Senators Jim Risch (R-Idaho), ranking member of the Senate Foreign Relations Committee, and Cory Booker (D-N.J.) introduced resolution S330 on 23 September.
The lawmakers underscored the continued instability in the country and pointed an accusing finger to its leaders saying they caused violence and corruption in the country.
Adopted on 19 October, the bipartisan resolution calls on the Secretary of State to lead a comprehensive interagency process to develop a revitalized United States policy toward South Sudan.
The purpose of this review is to identify “a broader range of South Sudanese political and civilian stakeholders, beyond President Kiir and First Vice President Machar, with whom the United States may work for the promotion of peace, democracy, development, accountability, transparency, and anti-corruption efforts,” reads the resolution.
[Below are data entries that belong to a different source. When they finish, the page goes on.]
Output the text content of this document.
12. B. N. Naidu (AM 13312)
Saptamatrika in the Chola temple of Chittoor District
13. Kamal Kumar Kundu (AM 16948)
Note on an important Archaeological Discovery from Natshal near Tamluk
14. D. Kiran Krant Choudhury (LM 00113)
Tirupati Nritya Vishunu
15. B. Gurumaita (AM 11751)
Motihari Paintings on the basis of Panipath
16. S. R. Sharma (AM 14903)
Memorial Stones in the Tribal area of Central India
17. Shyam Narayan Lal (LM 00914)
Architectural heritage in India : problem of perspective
In a statement released after the passage of the resolution, Risch said that it sends a direct signal to South Sudan’s leaders that their failure to lead and corrupt behaviour is not only hurting its citizens but the future of their country.
“S. Res.380 serves as a vital blueprint to recalibrate the U.S. bilateral relationship with South Sudan and act more decisively in the interest of its people,” he added.
Bush and Obama’s administrations played a vital role to ensure the independence of South Sudan. Also, the U.S. provided humanitarian and military assistance to build up the youngest nation.